Reputation: 4629
I am looking for some experiences from people that worked with big databases ( > 100GB ).
Basically I have a table that stores all messages sent by a system, for all accounts. Every week, we get aprox. +1 million new rows.
This table is starting to give problems with some queries. I understand how to proper optimize queries and tried different combinations of indexes. But i think that it's just too much for one table.
One of the queries, which uses a range condition is what usually kills our database.
From your experience, is it better to split this table into several tables ( one for each account )? Each account already has its own database, so it's not hard to modify our software for this.

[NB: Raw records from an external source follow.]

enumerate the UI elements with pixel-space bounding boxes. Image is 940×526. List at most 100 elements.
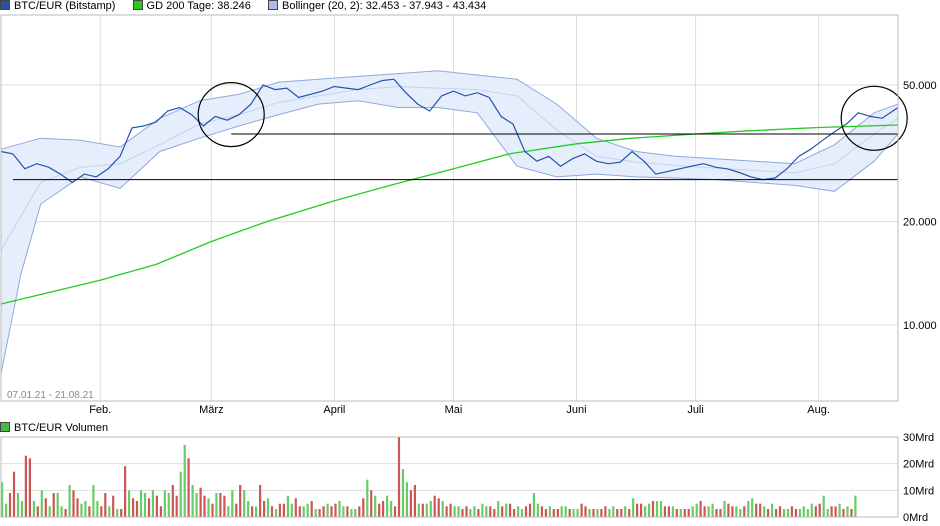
highlight-circle <box>197 82 265 148</box>
volume-bar <box>417 503 420 517</box>
volume-bar <box>346 506 349 517</box>
legend-label-sma: GD 200 Tage: 38.246 <box>146 0 251 12</box>
volume-bar <box>425 503 428 517</box>
volume-bar <box>397 437 401 517</box>
volume-bar <box>719 509 722 517</box>
volume-bar <box>231 490 234 517</box>
volume-bar <box>751 498 754 517</box>
volume-bar <box>195 493 198 517</box>
volume-bar <box>715 509 718 517</box>
volume-bar <box>659 501 663 517</box>
volume-bar <box>12 471 16 517</box>
volume-bar <box>477 509 480 517</box>
volume-bar <box>850 509 853 517</box>
volume-bar <box>457 506 460 517</box>
volume-bar <box>786 509 790 517</box>
volume-bar <box>207 498 210 517</box>
volume-bar <box>564 506 567 517</box>
volume-bar <box>382 501 385 517</box>
volume-bar <box>481 503 484 517</box>
volume-grid <box>1 436 898 491</box>
volume-bar <box>362 498 365 517</box>
volume-bar <box>532 493 535 517</box>
volume-bar <box>322 506 325 517</box>
volume-bar <box>151 490 154 517</box>
volume-bar <box>651 501 655 517</box>
legend-swatch-bollinger <box>267 0 278 10</box>
price-chart-frame <box>0 14 899 402</box>
volume-bar <box>143 493 147 517</box>
volume-bar <box>584 506 587 517</box>
volume-bar <box>370 490 373 517</box>
volume-bar <box>493 509 496 517</box>
volume-bar <box>620 509 623 517</box>
volume-bar <box>132 498 135 517</box>
volume-bar <box>354 509 357 517</box>
volume-bar <box>282 503 285 517</box>
volume-bar <box>183 445 186 517</box>
price-path <box>0 78 899 184</box>
volume-bar <box>203 495 206 517</box>
volume-bar <box>731 506 734 517</box>
volume-bar <box>421 503 424 517</box>
highlight-circle <box>840 85 908 151</box>
volume-bar <box>298 506 301 517</box>
volume-bar <box>548 506 551 517</box>
volume-bar <box>497 501 500 517</box>
volume-bar <box>822 495 825 517</box>
volume-bar <box>48 506 51 517</box>
volume-bar <box>167 493 170 517</box>
volume-bar <box>735 506 738 517</box>
volume-bar <box>655 501 659 517</box>
volume-bar <box>592 509 595 517</box>
legend-label-bollinger: Bollinger (20, 2): 32.453 - 37.943 - 43.… <box>281 0 487 12</box>
volume-bar <box>8 493 12 517</box>
volume-legend: BTC/EUR Volumen <box>0 422 122 436</box>
volume-bar <box>135 501 139 517</box>
volume-bar <box>794 509 797 517</box>
volume-bar <box>485 506 488 517</box>
volume-bar <box>703 506 706 517</box>
volume-bar <box>310 501 313 517</box>
volume-bar <box>239 485 242 517</box>
volume-bar <box>44 498 47 517</box>
volume-bar <box>552 509 555 517</box>
volume-bar <box>227 506 230 517</box>
volume-bar <box>814 506 817 517</box>
volume-bar <box>560 506 563 517</box>
volume-bar <box>56 493 59 517</box>
volume-bar <box>667 506 670 517</box>
volume-bar <box>286 495 289 517</box>
volume-tick-label: 10Mrd <box>903 485 934 497</box>
bollinger-band <box>0 70 899 374</box>
volume-bar <box>306 503 309 517</box>
volume-bar <box>759 503 762 517</box>
volume-bar <box>124 466 127 517</box>
y-tick-label: 10.000 <box>903 320 937 332</box>
chart-annotations <box>12 82 908 181</box>
volume-bar <box>88 506 91 517</box>
volume-bar <box>588 509 591 517</box>
volume-bar <box>116 509 119 517</box>
volume-bar <box>378 503 381 517</box>
volume-bar <box>469 509 472 517</box>
volume-bar <box>600 509 603 517</box>
volume-bar <box>366 479 369 517</box>
volume-bar <box>52 493 55 517</box>
volume-bar <box>223 495 226 517</box>
volume-bar <box>401 469 405 517</box>
legend-item-sma: GD 200 Tage: 38.246 <box>132 0 251 12</box>
volume-bar <box>517 506 520 517</box>
volume-bar <box>782 509 786 517</box>
legend-label-volume: BTC/EUR Volumen <box>14 422 109 434</box>
volume-bar <box>374 495 377 517</box>
volume-bar <box>636 503 639 517</box>
legend-item-volume: BTC/EUR Volumen <box>0 422 108 434</box>
volume-bar <box>580 503 583 517</box>
volume-bar <box>790 506 793 517</box>
volume-bar <box>771 503 774 517</box>
volume-bar <box>358 506 361 517</box>
volume-bar <box>100 506 103 517</box>
volume-bar <box>711 503 714 517</box>
y-tick-label: 50.000 <box>903 80 937 92</box>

I guess this would solve our problem with ranged queries, specially for small accounts with < 5k rows.
Upvotes: 1
Views: 529
Reputation: 4423
I don't quite understand though, you say that each account has its own database but that you are looking at splitting by account into separate tables?
Another option, since I haven't seen anyone mention it, is sharding. Although this is a great technology and if used properly can help to scale; there become issues with response times as you shard more and more. Also, depending on how much data is stored per tuple (per row without any joins), you might be able to split up the fields into separate tables using normalization techniques. Not sure how far along your database is for that, but just a suggestion.
Upvotes: 0
Reputation:
Manually partitioning tables in MySQL is a bit of a minefield. In general, unless you can split your data into multiple tables which will contain different types of data (i.e, tables which will have a substantially different set of columns), you're generally better off adding indexes to make your queries run faster. The exception is when your data set has truly grown large enough that it's too much for a single database, at which point sharding (across servers) will help.
Upvotes: 0
Reputation: 48686
I haven't worked with MySQL directly. I'm more of a SQL Server and Oracle guy. But I do know that MySQL has table partitioning, which breaks big tables and distributes them across files. You can set rules to the partitioning and how it all works.
Another tip you can try to do, is to separate your data into an archive table. For example, in your back end, if you need to search for messages by date and if the date range is over a certain amount of time, then your back end does its search in the archive table. Otherwise, it searches in the main table. This will allow you to maybe archive older messages.
Upvotes: 1
Reputation:
MySQL is generally faster handling multiple tables rather than one single table. If you can split the data into sections (users in one table, actions for each user in another table, etc), it will be generally faster. It's very important to note that if you decide to split data into multiple tables, you have to connect them all together with IDs.